Da igual: la belleza de Iñaki Uriarte, como la de otros tantos hombres, no es de esas que puedan resumirse en una fotografía ordinaria (lo que uno ama nunca puede capturarse). Digamos de su encanto que en cuanto se detiene, desaparece. ¿No es perverso? La belleza de Iñaki Uriarte reside en que está en movimiento (carburando, quiero decir, cavilando), reside en que es Iñaki Uriarte y en que piensa como tal. Su vida no es su cara ni su esqueleto, su vida no es lo que transcurre en sus días. Su vida es su cabeza.
Me escama un poco percatarme de que los hombres no han tenido ese detalle, ese decoro histórico con las mujeres.
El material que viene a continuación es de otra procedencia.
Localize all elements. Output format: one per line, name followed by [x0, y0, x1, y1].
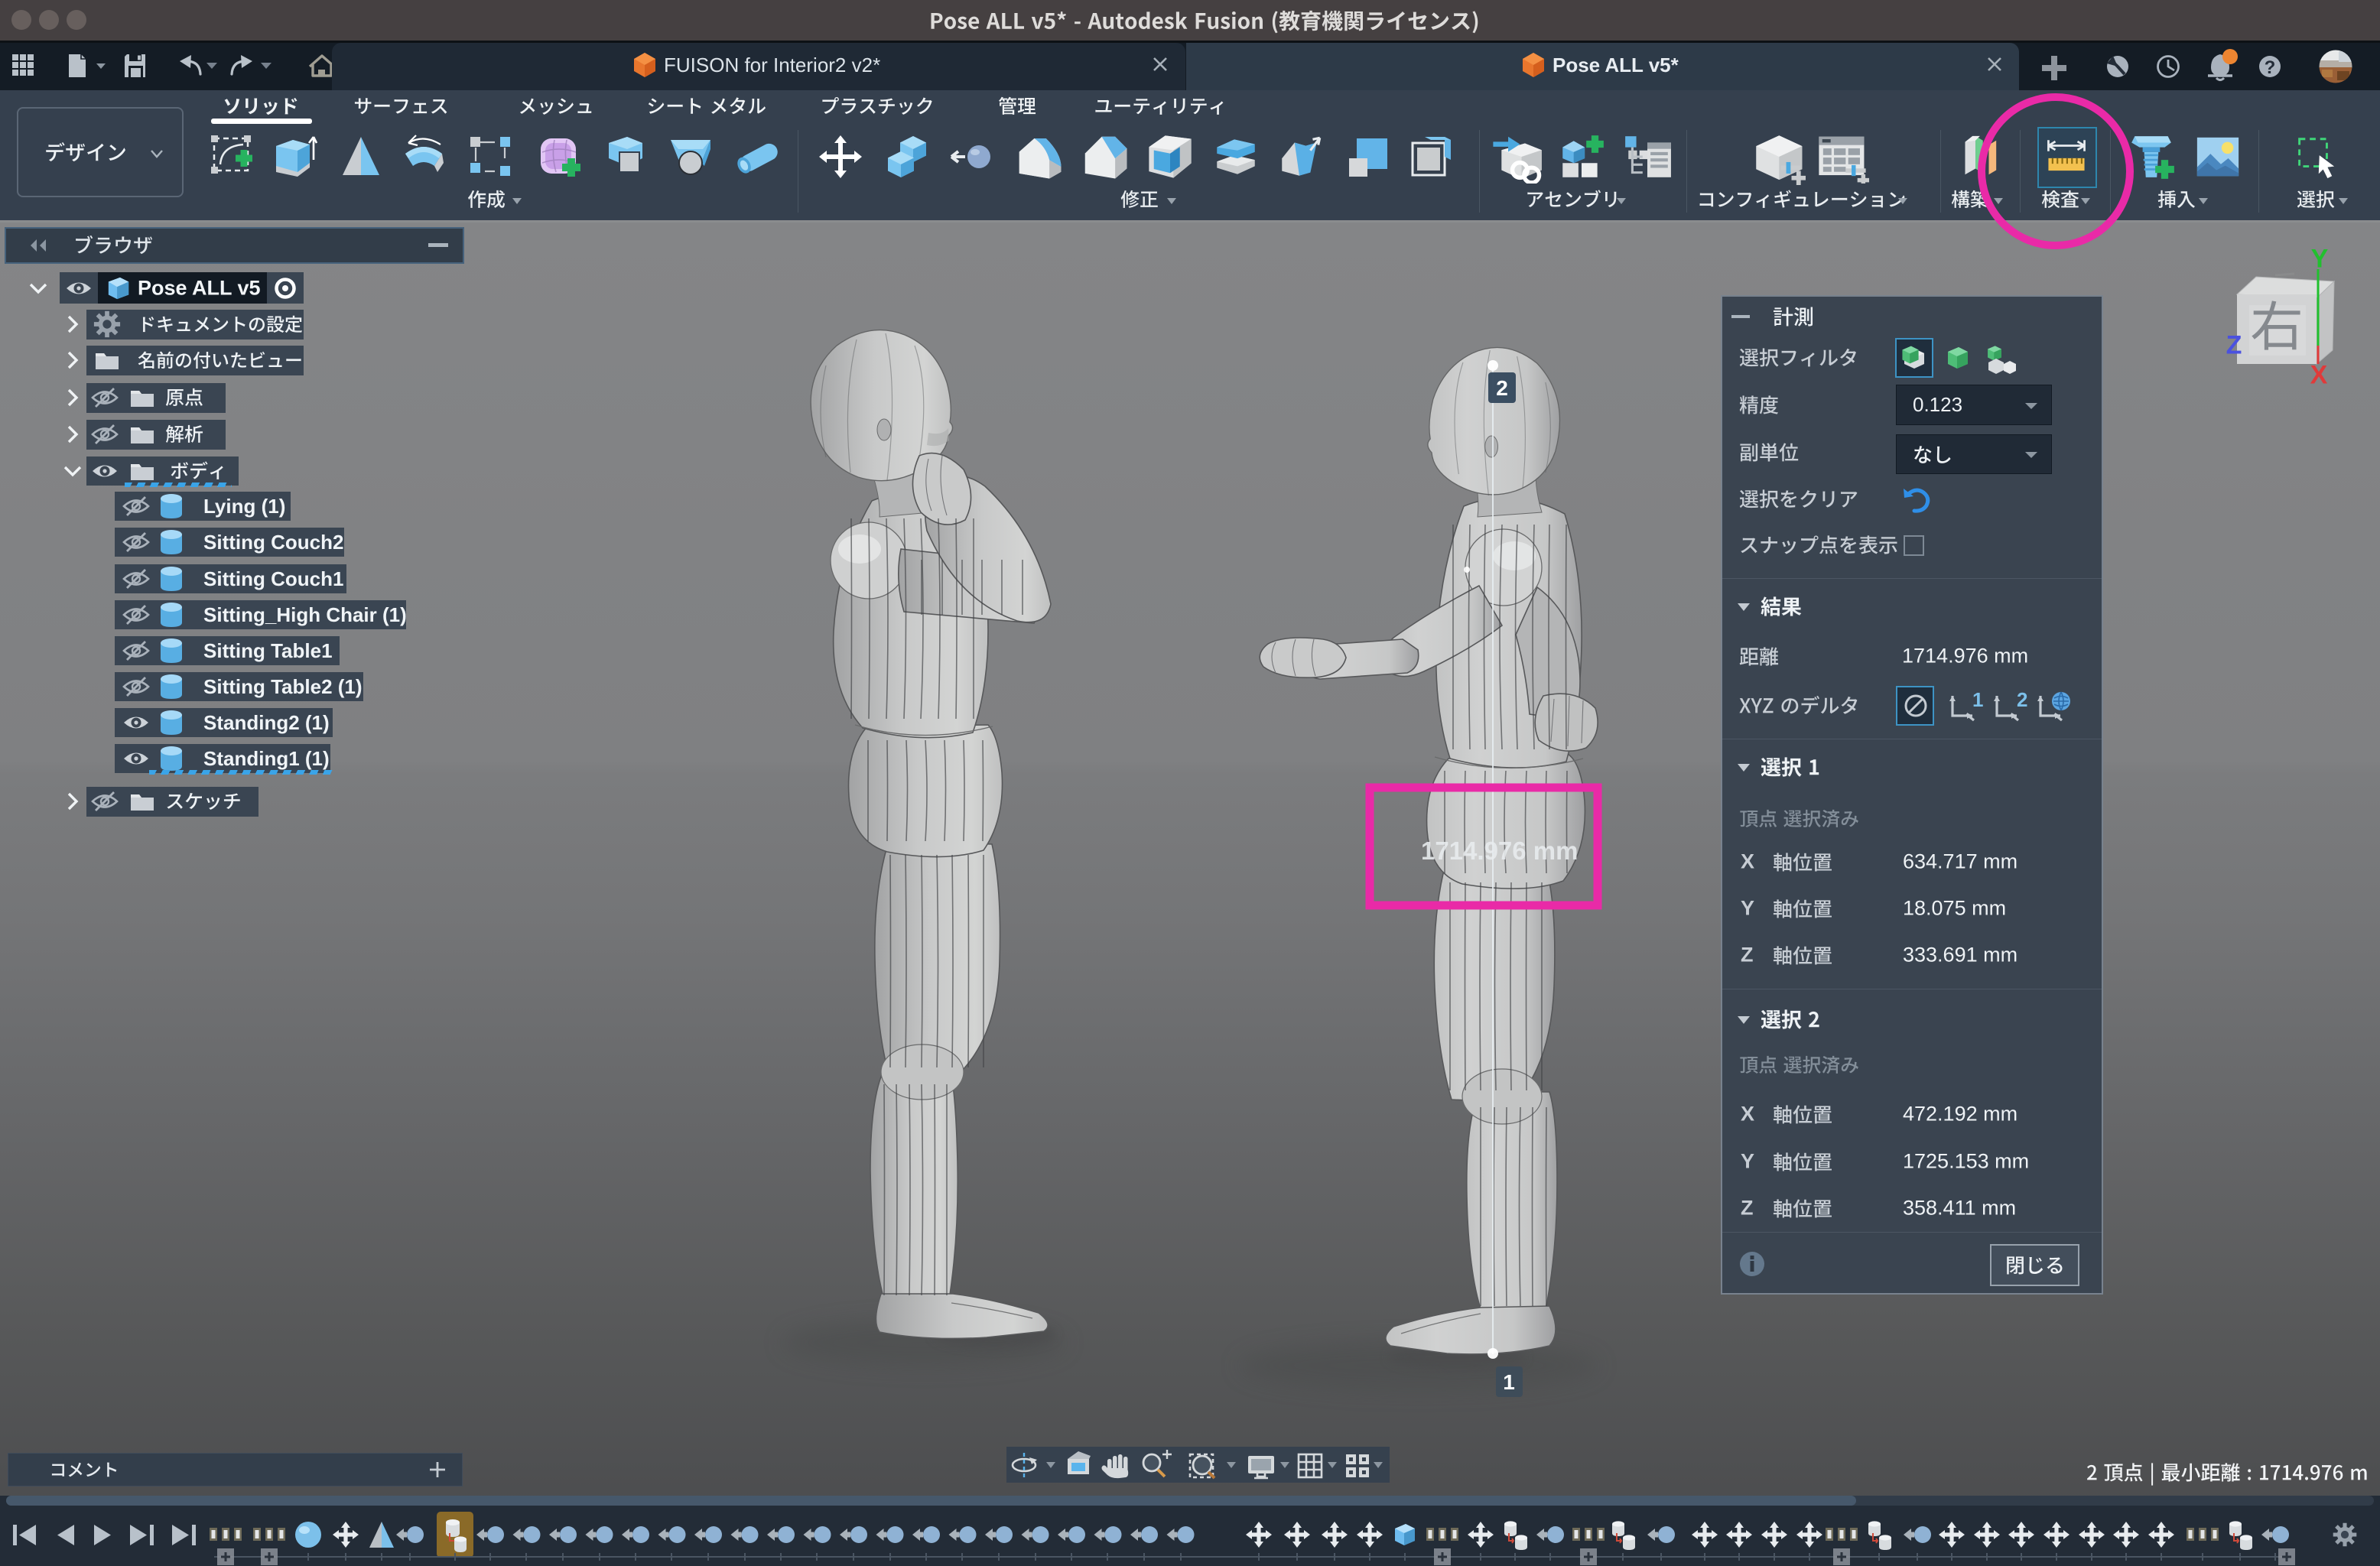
svg-text:1: 1: [1503, 1370, 1515, 1394]
svg-text:2: 2: [1496, 376, 1508, 400]
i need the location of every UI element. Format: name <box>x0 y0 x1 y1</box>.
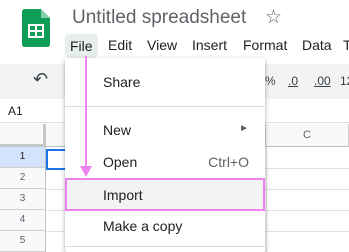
menu-item-label: Share <box>103 74 141 90</box>
more-formats-button[interactable]: 12 <box>340 74 349 88</box>
percent-format-button[interactable]: % <box>265 74 276 88</box>
import-highlight-box <box>65 178 265 211</box>
file-menu-dropdown: Share New ► Open Ctrl+O Import Make a co… <box>65 58 265 252</box>
gridline <box>266 147 267 252</box>
increase-decimal-button[interactable]: .00 <box>314 74 331 88</box>
menu-divider <box>65 246 265 247</box>
decrease-decimal-button[interactable]: .0 <box>288 74 298 88</box>
row-header-4[interactable]: 4 <box>0 210 46 231</box>
menu-item-label: Make a copy <box>103 218 183 234</box>
row-header-2[interactable]: 2 <box>0 168 46 189</box>
select-all-corner[interactable] <box>0 124 46 147</box>
menu-item-make-a-copy[interactable]: Make a copy <box>65 210 265 242</box>
shortcut-label: Ctrl+O <box>208 154 249 170</box>
menu-item-share[interactable]: Share <box>65 66 265 98</box>
row-header-1[interactable]: 1 <box>0 147 46 168</box>
name-box[interactable]: A1 <box>8 104 23 118</box>
menu-item-open[interactable]: Open Ctrl+O <box>65 146 265 178</box>
menu-tools[interactable]: T <box>343 37 349 53</box>
menu-data[interactable]: Data <box>302 37 332 53</box>
menu-divider <box>65 106 265 107</box>
menu-insert[interactable]: Insert <box>192 37 227 53</box>
document-title[interactable]: Untitled spreadsheet <box>72 7 246 29</box>
submenu-arrow-icon: ► <box>239 123 249 134</box>
menu-item-label: New <box>103 122 132 138</box>
google-sheets-logo-icon[interactable] <box>22 9 50 47</box>
row-header-5[interactable]: 5 <box>0 231 46 252</box>
menu-item-new[interactable]: New ► <box>65 114 265 146</box>
menu-item-label: Open <box>103 154 138 170</box>
menu-edit[interactable]: Edit <box>108 37 132 53</box>
row-header-3[interactable]: 3 <box>0 189 46 210</box>
column-header-c[interactable]: C <box>266 124 349 147</box>
menu-view[interactable]: View <box>147 37 177 53</box>
menu-file[interactable]: File <box>65 34 98 58</box>
undo-icon[interactable]: ↶ <box>33 69 48 90</box>
star-icon[interactable]: ☆ <box>265 6 282 29</box>
menu-format[interactable]: Format <box>243 37 287 53</box>
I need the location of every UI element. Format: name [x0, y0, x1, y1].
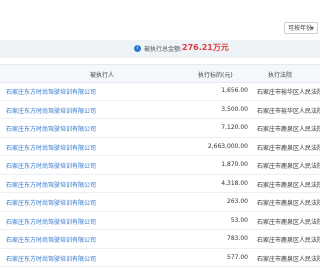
top-bar: 可按年份 ▼ — [0, 0, 320, 40]
court-cell: 石家庄市鹿泉区人民法院 — [257, 161, 320, 170]
court-cell: 石家庄市鹿泉区人民法院 — [257, 217, 320, 226]
court-cell: 石家庄市鹿泉区人民法院 — [257, 254, 320, 263]
header-respondent: 被执行人 — [90, 70, 114, 79]
amount-cell: 1,656.00 — [221, 87, 248, 94]
respondent-link[interactable]: 石家庄东方时尚驾驶培训有限公司 — [6, 143, 96, 152]
respondent-link[interactable]: 石家庄东方时尚驾驶培训有限公司 — [6, 217, 96, 226]
summary-bar: i 被执行总金额: 276.21万元 — [0, 40, 320, 58]
summary-label: 被执行总金额: — [144, 44, 182, 53]
chevron-down-icon: ▼ — [310, 23, 314, 34]
respondent-link[interactable]: 石家庄东方时尚驾驶培训有限公司 — [6, 106, 96, 115]
table-body: 石家庄东方时尚驾驶培训有限公司 1,656.00 石家庄市裕华区人民法院 石家庄… — [0, 82, 320, 267]
header-court: 执行法院 — [268, 70, 292, 79]
amount-cell: 1,870.00 — [221, 161, 248, 168]
amount-cell: 577.00 — [227, 254, 248, 261]
amount-cell: 53.00 — [231, 217, 248, 224]
table-row: 石家庄东方时尚驾驶培训有限公司 4,318.00 石家庄市鹿泉区人民法院 — [0, 175, 320, 194]
year-filter-label: 可按年份 — [288, 25, 312, 32]
respondent-link[interactable]: 石家庄东方时尚驾驶培训有限公司 — [6, 198, 96, 207]
table-row: 石家庄东方时尚驾驶培训有限公司 783.00 石家庄市鹿泉区人民法院 — [0, 230, 320, 249]
amount-cell: 3,500.00 — [221, 106, 248, 113]
info-icon: i — [134, 45, 141, 52]
table-row: 石家庄东方时尚驾驶培训有限公司 577.00 石家庄市鹿泉区人民法院 — [0, 249, 320, 267]
court-cell: 石家庄市裕华区人民法院 — [257, 106, 320, 115]
amount-cell: 4,318.00 — [221, 180, 248, 187]
table-row: 石家庄东方时尚驾驶培训有限公司 3,500.00 石家庄市裕华区人民法院 — [0, 101, 320, 120]
court-cell: 石家庄市鹿泉区人民法院 — [257, 198, 320, 207]
court-cell: 石家庄市鹿泉区人民法院 — [257, 143, 320, 152]
amount-cell: 7,120.00 — [221, 124, 248, 131]
respondent-link[interactable]: 石家庄东方时尚驾驶培训有限公司 — [6, 254, 96, 263]
respondent-link[interactable]: 石家庄东方时尚驾驶培训有限公司 — [6, 180, 96, 189]
year-filter-select[interactable]: 可按年份 ▼ — [284, 22, 318, 34]
table-row: 石家庄东方时尚驾驶培训有限公司 53.00 石家庄市鹿泉区人民法院 — [0, 212, 320, 231]
header-amount: 执行标的(元) — [198, 70, 233, 79]
table-header: 被执行人 执行标的(元) 执行法院 — [0, 64, 320, 83]
summary-amount: 276.21万元 — [182, 42, 229, 53]
table-row: 石家庄东方时尚驾驶培训有限公司 263.00 石家庄市鹿泉区人民法院 — [0, 193, 320, 212]
respondent-link[interactable]: 石家庄东方时尚驾驶培训有限公司 — [6, 124, 96, 133]
table-row: 石家庄东方时尚驾驶培训有限公司 1,656.00 石家庄市裕华区人民法院 — [0, 82, 320, 101]
respondent-link[interactable]: 石家庄东方时尚驾驶培训有限公司 — [6, 87, 96, 96]
table-row: 石家庄东方时尚驾驶培训有限公司 7,120.00 石家庄市鹿泉区人民法院 — [0, 119, 320, 138]
court-cell: 石家庄市裕华区人民法院 — [257, 87, 320, 96]
amount-cell: 783.00 — [227, 235, 248, 242]
table-row: 石家庄东方时尚驾驶培训有限公司 1,870.00 石家庄市鹿泉区人民法院 — [0, 156, 320, 175]
amount-cell: 263.00 — [227, 198, 248, 205]
respondent-link[interactable]: 石家庄东方时尚驾驶培训有限公司 — [6, 161, 96, 170]
amount-cell: 2,663,000.00 — [208, 143, 248, 150]
court-cell: 石家庄市鹿泉区人民法院 — [257, 180, 320, 189]
table-row: 石家庄东方时尚驾驶培训有限公司 2,663,000.00 石家庄市鹿泉区人民法院 — [0, 138, 320, 157]
court-cell: 石家庄市鹿泉区人民法院 — [257, 124, 320, 133]
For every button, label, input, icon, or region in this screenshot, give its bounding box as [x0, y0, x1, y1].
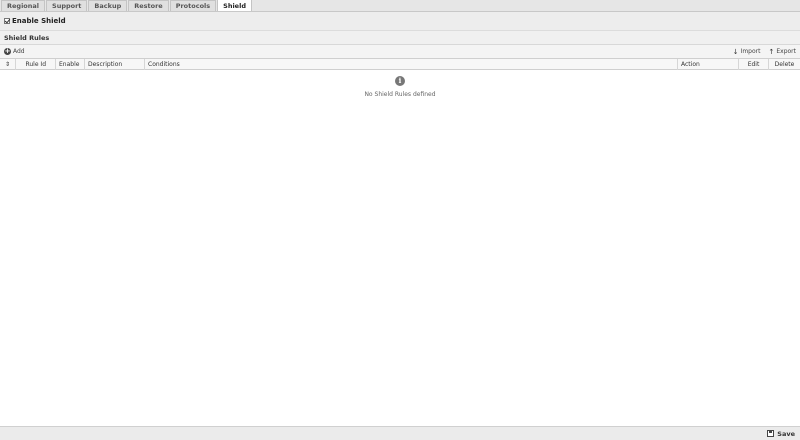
column-header-enable[interactable]: Enable: [56, 59, 85, 70]
section-title: Shield Rules: [0, 31, 800, 45]
column-header-delete: Delete: [774, 61, 795, 68]
empty-state: i No Shield Rules defined: [0, 76, 800, 98]
column-header-edit: Edit: [739, 59, 769, 70]
save-disk-icon: [767, 430, 775, 437]
tab-support[interactable]: Support: [46, 0, 88, 11]
column-header-conditions[interactable]: Conditions: [145, 59, 678, 70]
tab-shield[interactable]: Shield: [217, 0, 252, 11]
save-button[interactable]: Save: [767, 430, 795, 438]
add-button[interactable]: + Add: [4, 48, 25, 55]
tab-protocols[interactable]: Protocols: [169, 0, 217, 11]
plus-circle-icon: +: [4, 47, 11, 55]
settings-tab-bar: Regional Support Backup Restore Protocol…: [0, 0, 800, 12]
column-header-action[interactable]: Action: [678, 59, 739, 70]
info-icon: i: [395, 76, 405, 86]
rules-toolbar: + Add ↓ Import ↑ Export: [0, 45, 800, 58]
export-button[interactable]: ↑ Export: [768, 48, 796, 56]
enable-shield-label[interactable]: Enable Shield: [12, 17, 66, 25]
footer-bar: Save: [0, 426, 800, 440]
sort-handle-icon[interactable]: ⇕: [0, 59, 16, 70]
column-header-description[interactable]: Description: [85, 59, 145, 70]
import-button[interactable]: ↓ Import: [733, 48, 761, 56]
export-button-label: Export: [776, 48, 796, 55]
enable-shield-row: Enable Shield: [0, 12, 800, 31]
arrow-up-icon: ↑: [768, 47, 775, 56]
tab-restore[interactable]: Restore: [128, 0, 169, 11]
enable-shield-checkbox[interactable]: [4, 18, 10, 24]
empty-message: No Shield Rules defined: [364, 91, 436, 98]
column-header-rule-id[interactable]: Rule Id: [16, 59, 56, 70]
save-button-label: Save: [777, 429, 795, 438]
import-button-label: Import: [740, 48, 761, 55]
tab-backup[interactable]: Backup: [88, 0, 128, 11]
rules-table-header: ⇕ Rule Id Enable Description Conditions …: [0, 58, 800, 70]
arrow-down-icon: ↓: [732, 47, 739, 56]
tab-regional[interactable]: Regional: [1, 0, 46, 11]
add-button-label: Add: [13, 48, 25, 55]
Lo decía Fernando Fernán Gómez, apabullado: "Pero ¿cómo? ¿Cómo me va a gustar una mujer por culta? No, no, no, vamos… atraerme… no. No, hombre, no. Si además no lo digo como chiste ni como nada, sino que me parece como inverosímil. Me puede gustar por culta para maestra, claro, pues que venga de seis a siete, y cuánto cobra, y que me enseñe filosofía medieval o algo así. Lo otro es que no tiene relación". Jajá. Tan ufano.
Se le rieron las chanzas a Fernando, pero hay algo de gravedad en el asunto. ¿Por qué a las mujeres nos erotiza la cultura de los hombres ("cultura" es un tentáculo de "personalidad", de "capacidad conversadora"), pero a ellos no les sucede lo mismo de vuelta, o, al menos, no con tanta intensidad?
Se jactaba Fernán Gómez de enamorarse por la belleza de las chicas, nada más ("¿qué más hay?"), y entiendo ahora que era una forma pizpireta de reconocer su propio machismo. Prefería a hembras hermosas que fuesen tabulas rasas para poder ir escribiendo en ellas. Para enseñarlas. Para jerarquizarlas. Para monitorizarlas. Para cosificarlas. Para que siempre estuviesen culturalmente por debajo. Para mandar, al cabo: para no llevar de la mano a una dama que le hiciese sombra. O que le cerrase la boca con la respuesta perfecta.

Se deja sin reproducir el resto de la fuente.